The flavor of Chenin Blanc
On the palate it is a fresh, honeyed wine, full of flowers and minerals, with a tenacious structure, unstoppable acid propulsion, but great pleasure. It is never a decadent or redundant or cooked wine. If it is a sweet wine, the tones become mature, sumptuous and more enveloping, with strong spicy and licorice notes. The herbaceous is felt and balances the sweetness in an excellent way.
If it is we are tasting a sparkling wine with a Chenin Blanc base such as a Saumur, freshness, citrus, chalk, grass, honey and a contagious rhythm.

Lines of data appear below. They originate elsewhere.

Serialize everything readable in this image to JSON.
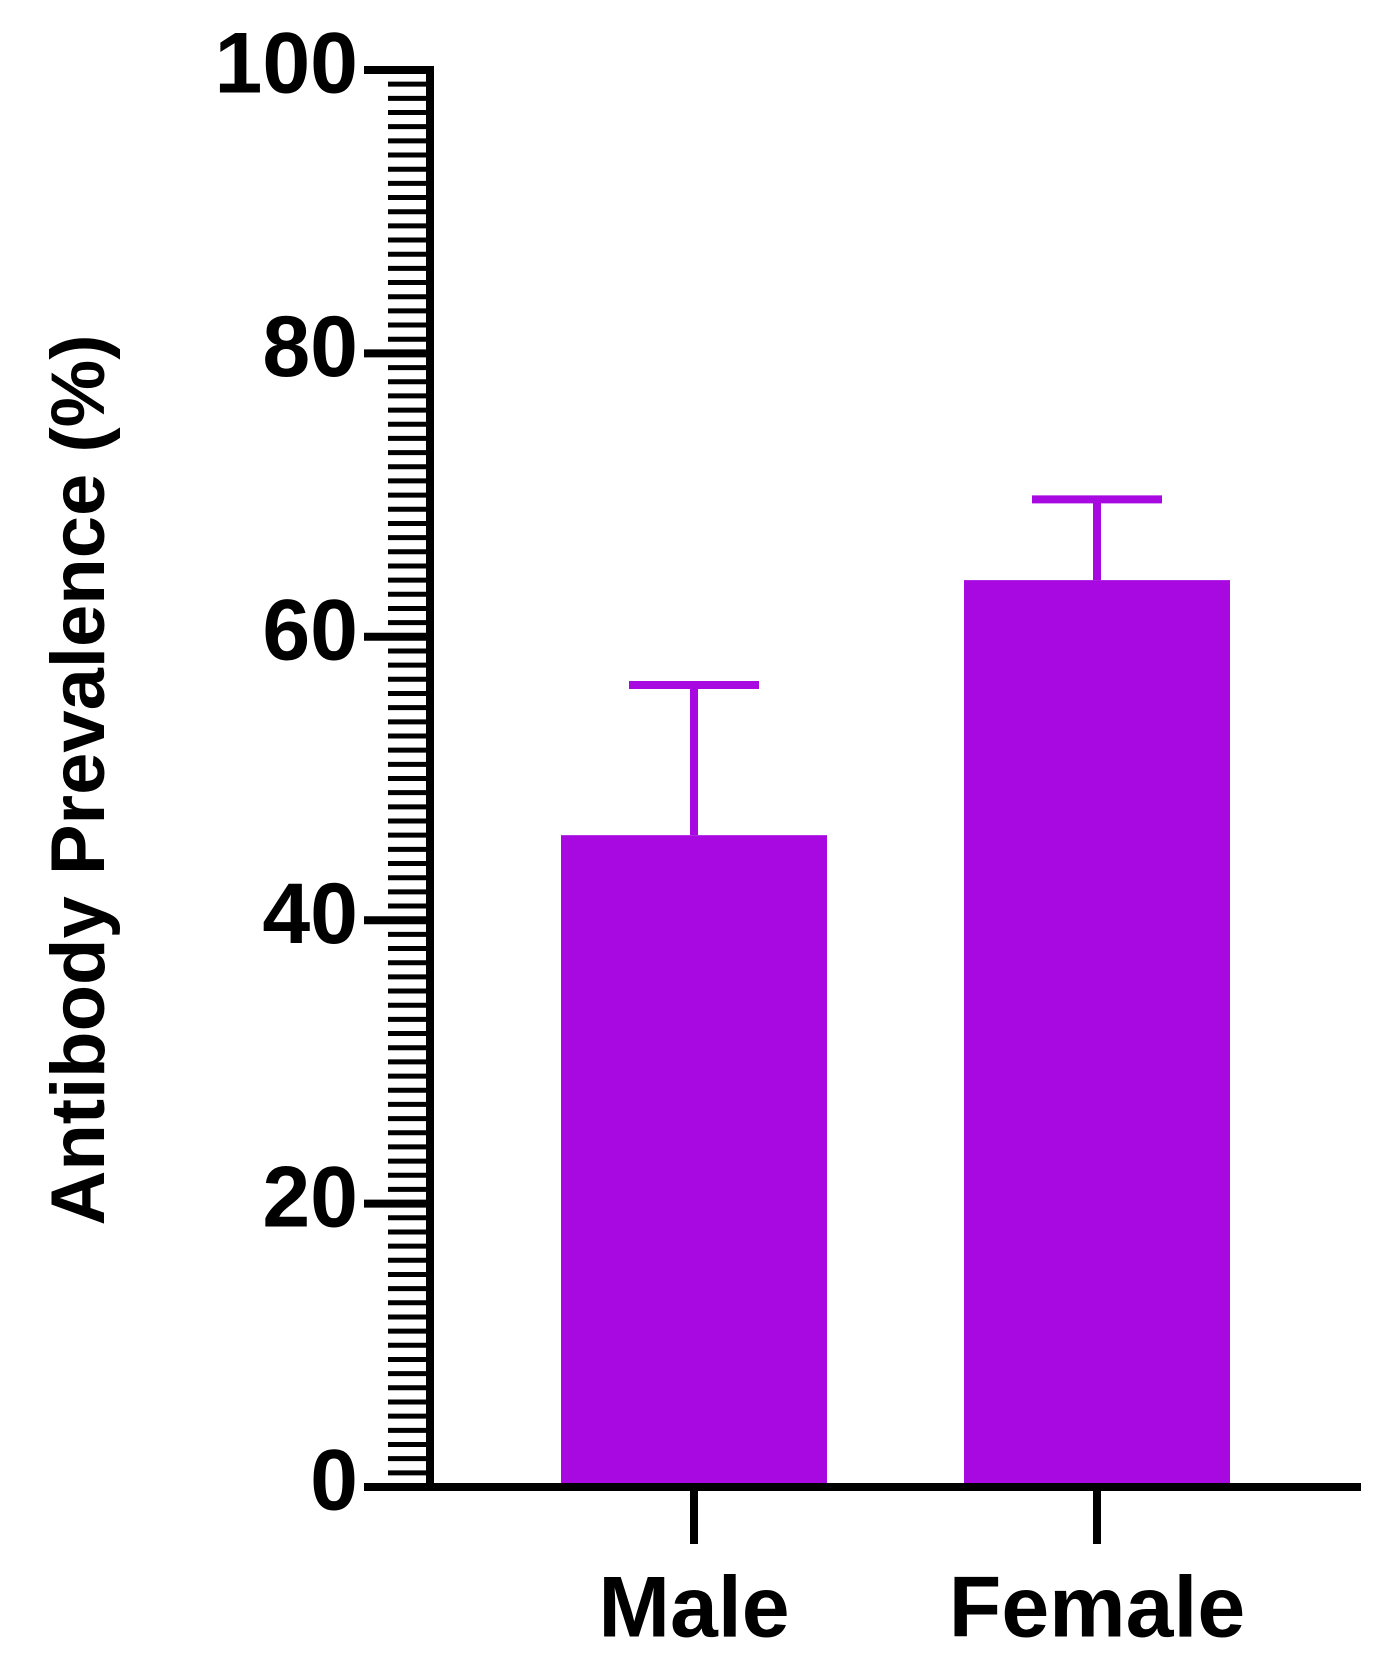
{
  "chart_data": {
    "type": "bar",
    "ylabel": "Antibody Prevalence (%)",
    "categories": [
      "Male",
      "Female"
    ],
    "values": [
      46,
      64
    ],
    "errors": [
      10.6,
      5.7
    ],
    "color": "#a709e0",
    "ylim": [
      0,
      100
    ],
    "yticks": [
      0,
      20,
      40,
      60,
      80,
      100
    ],
    "yminor_step": 1
  }
}
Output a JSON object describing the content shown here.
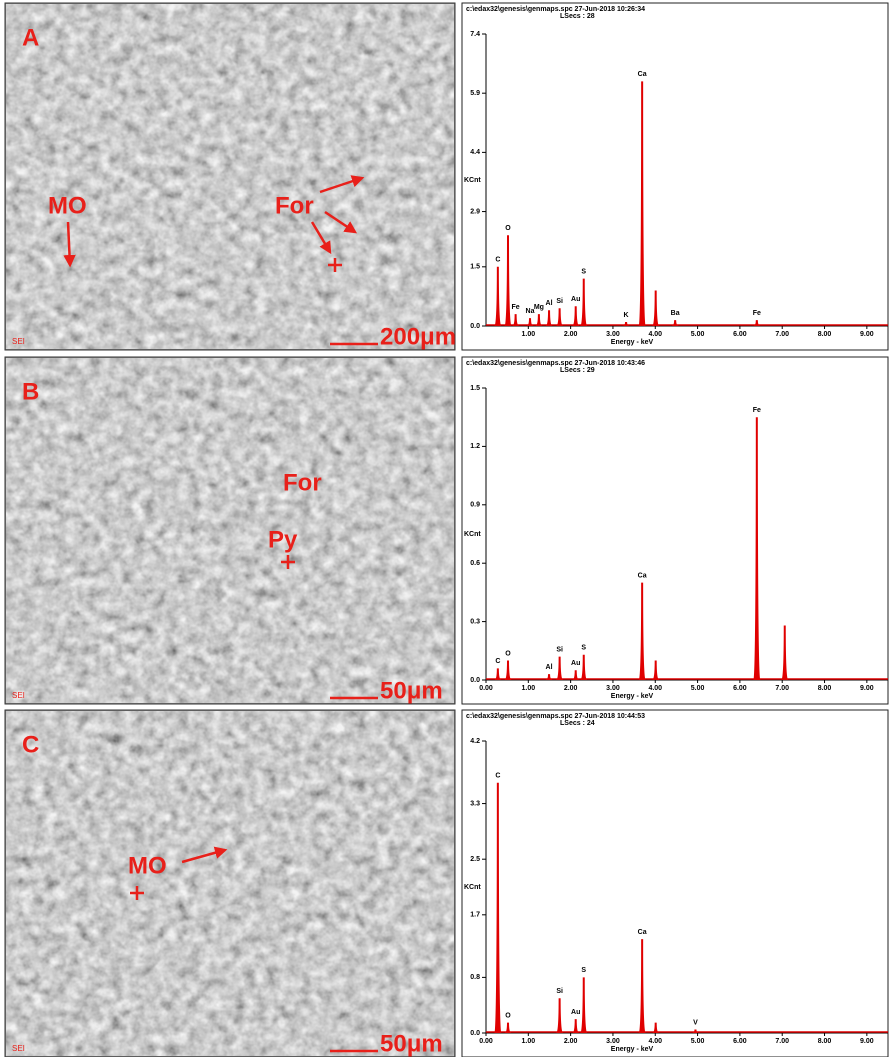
{
  "figure": {
    "panels": [
      {
        "letter": "A",
        "annotations": [
          "MO",
          "For"
        ],
        "scale_bar": "200μm",
        "detector": "SEI"
      },
      {
        "letter": "B",
        "annotations": [
          "For",
          "Py"
        ],
        "scale_bar": "50μm",
        "detector": "SEI"
      },
      {
        "letter": "C",
        "annotations": [
          "MO"
        ],
        "scale_bar": "50μm",
        "detector": "SEI"
      }
    ]
  },
  "chart_data": [
    {
      "type": "spectrum",
      "file": "c:\\edax32\\genesis\\genmaps.spc 27-Jun-2018 10:26:34",
      "subtitle": "LSecs : 28",
      "y_label": "KCnt",
      "x_label": "Energy - keV",
      "color": "#e00000",
      "x": [
        0.28,
        0.52,
        0.7,
        1.04,
        1.25,
        1.49,
        1.74,
        2.12,
        2.31,
        3.31,
        3.69,
        4.01,
        4.47,
        6.4
      ],
      "values": [
        1.5,
        2.3,
        0.3,
        0.2,
        0.3,
        0.4,
        0.45,
        0.5,
        1.2,
        0.1,
        6.2,
        0.9,
        0.15,
        0.15
      ],
      "labels": [
        "C",
        "O",
        "Fe",
        "Na",
        "Mg",
        "Al",
        "Si",
        "Au",
        "S",
        "K",
        "Ca",
        null,
        "Ba",
        "Fe"
      ],
      "xlim": [
        0,
        9.5
      ],
      "ylim": [
        0,
        7.4
      ],
      "yticks": [
        {
          "value": 0,
          "label": "0.0"
        },
        1.5,
        2.9,
        4.4,
        5.9,
        7.4
      ],
      "xticks": [
        {
          "value": 1,
          "label": "1.00"
        },
        {
          "value": 2,
          "label": "2.00"
        },
        {
          "value": 3,
          "label": "3.00"
        },
        {
          "value": 4,
          "label": "4.00"
        },
        {
          "value": 5,
          "label": "5.00"
        },
        {
          "value": 6,
          "label": "6.00"
        },
        {
          "value": 7,
          "label": "7.00"
        },
        {
          "value": 8,
          "label": "8.00"
        },
        {
          "value": 9,
          "label": "9.00"
        }
      ]
    },
    {
      "type": "spectrum",
      "file": "c:\\edax32\\genesis\\genmaps.spc 27-Jun-2018 10:43:46",
      "subtitle": "LSecs : 29",
      "y_label": "KCnt",
      "x_label": "Energy - keV",
      "color": "#e00000",
      "x": [
        0.28,
        0.52,
        1.49,
        1.74,
        2.12,
        2.31,
        3.69,
        4.01,
        6.4,
        7.06
      ],
      "values": [
        0.06,
        0.1,
        0.03,
        0.12,
        0.05,
        0.13,
        0.5,
        0.1,
        1.35,
        0.28
      ],
      "labels": [
        "C",
        "O",
        "Al",
        "Si",
        "Au",
        "S",
        "Ca",
        null,
        "Fe",
        null
      ],
      "xlim": [
        0,
        9.5
      ],
      "ylim": [
        0,
        1.5
      ],
      "yticks": [
        {
          "value": 0,
          "label": "0.0"
        },
        0.3,
        0.6,
        0.9,
        1.2,
        1.5
      ],
      "xticks": [
        {
          "value": 0,
          "label": "0.00"
        },
        {
          "value": 1,
          "label": "1.00"
        },
        {
          "value": 2,
          "label": "2.00"
        },
        {
          "value": 3,
          "label": "3.00"
        },
        {
          "value": 4,
          "label": "4.00"
        },
        {
          "value": 5,
          "label": "5.00"
        },
        {
          "value": 6,
          "label": "6.00"
        },
        {
          "value": 7,
          "label": "7.00"
        },
        {
          "value": 8,
          "label": "8.00"
        },
        {
          "value": 9,
          "label": "9.00"
        }
      ]
    },
    {
      "type": "spectrum",
      "file": "c:\\edax32\\genesis\\genmaps.spc 27-Jun-2018 10:44:53",
      "subtitle": "LSecs : 24",
      "y_label": "KCnt",
      "x_label": "Energy - keV",
      "color": "#e00000",
      "x": [
        0.28,
        0.52,
        1.74,
        2.12,
        2.31,
        3.69,
        4.01,
        4.95
      ],
      "values": [
        3.6,
        0.15,
        0.5,
        0.2,
        0.8,
        1.35,
        0.15,
        0.05
      ],
      "labels": [
        "C",
        "O",
        "Si",
        "Au",
        "S",
        "Ca",
        null,
        "V"
      ],
      "xlim": [
        0,
        9.5
      ],
      "ylim": [
        0,
        4.2
      ],
      "yticks": [
        {
          "value": 0,
          "label": "0.0"
        },
        0.8,
        1.7,
        2.5,
        3.3,
        4.2
      ],
      "xticks": [
        {
          "value": 0,
          "label": "0.00"
        },
        {
          "value": 1,
          "label": "1.00"
        },
        {
          "value": 2,
          "label": "2.00"
        },
        {
          "value": 3,
          "label": "3.00"
        },
        {
          "value": 4,
          "label": "4.00"
        },
        {
          "value": 5,
          "label": "5.00"
        },
        {
          "value": 6,
          "label": "6.00"
        },
        {
          "value": 7,
          "label": "7.00"
        },
        {
          "value": 8,
          "label": "8.00"
        },
        {
          "value": 9,
          "label": "9.00"
        }
      ]
    }
  ]
}
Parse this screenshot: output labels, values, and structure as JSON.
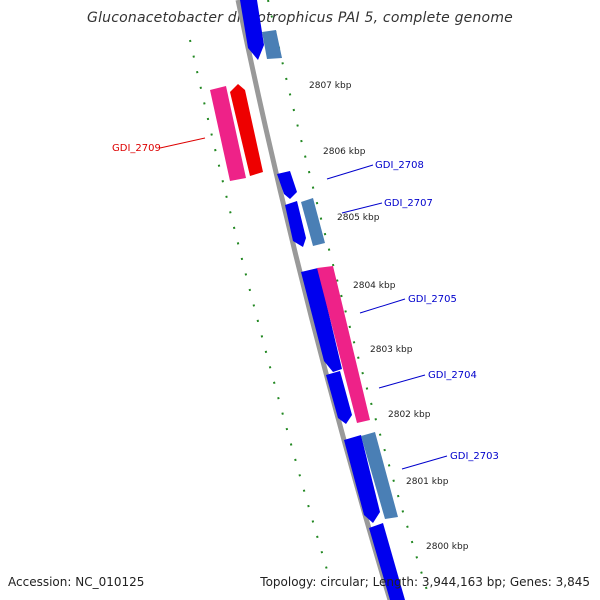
{
  "title": "Gluconacetobacter diazotrophicus PAI 5, complete genome",
  "footer": {
    "accession_label": "Accession:",
    "accession": "NC_010125",
    "topology_label": "Topology:",
    "topology": "circular",
    "length_label": "Length:",
    "length": "3,944,163 bp",
    "genes_label": "Genes:",
    "genes": "3,845"
  },
  "ticks": [
    "2807 kbp",
    "2806 kbp",
    "2805 kbp",
    "2804 kbp",
    "2803 kbp",
    "2802 kbp",
    "2801 kbp",
    "2800 kbp"
  ],
  "gene_labels": [
    {
      "id": "GDI_2709",
      "color": "#dd0000"
    },
    {
      "id": "GDI_2708",
      "color": "#0000cc"
    },
    {
      "id": "GDI_2707",
      "color": "#0000cc"
    },
    {
      "id": "GDI_2705",
      "color": "#0000cc"
    },
    {
      "id": "GDI_2704",
      "color": "#0000cc"
    },
    {
      "id": "GDI_2703",
      "color": "#0000cc"
    }
  ],
  "colors": {
    "backbone": "#888888",
    "gene_blue": "#0000ee",
    "gene_steel": "#4a7fb5",
    "gene_pink": "#ee2288",
    "gene_red": "#ee0000",
    "tick_green": "#228822"
  }
}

Vouvray: the home of Chenin Blanc
The wines of Vouvray and Montluis-sur-Loire deserve a special mention: dry, medium-sweet, semi-dry, sweet and sparkling. In practice, in just one area you have all the possible variations of this noble wine. In Vouvray the soils are based on clays and pebbles, with the vineyards facing south, to get all the sun of the day, and these characteristics create unique conditions, which favor the birth of intense and rocky wines, able to evolve for decades and decades. Based on the performance of each vintage, we choose which wine to prefer and produce in greater quantities.
Obviously, given the presence of the river, which releases moisture, there is the possibility that in the most favorable years the grapes will be attacked by Botrytis and in this case the wines become even more long-lived and expressive. Huet and Nigel Pinguet are the two reference winemakers of the Vouvray area, if you find these bottles do not hesitate and buy them with your eyes closed. Pinguet is more extreme between the two and bases its production philosophy on biodynamics, but you won’t find even a smudge in its white wines.
Chenin Blanc Food Pairings
Its good acidity, flavor and intriguing aromas invite to pairings with fish, seafood, pizza, pasta and white meats. Recommended dishes: veal with tuna sauce, spaghetti with clams, pumpkin tortelli alla mantovana, rice noodles with shrimps and vegetables, ravioli with herbs parmesan, risotto with truffles, spaghetti carbonara, pad thai.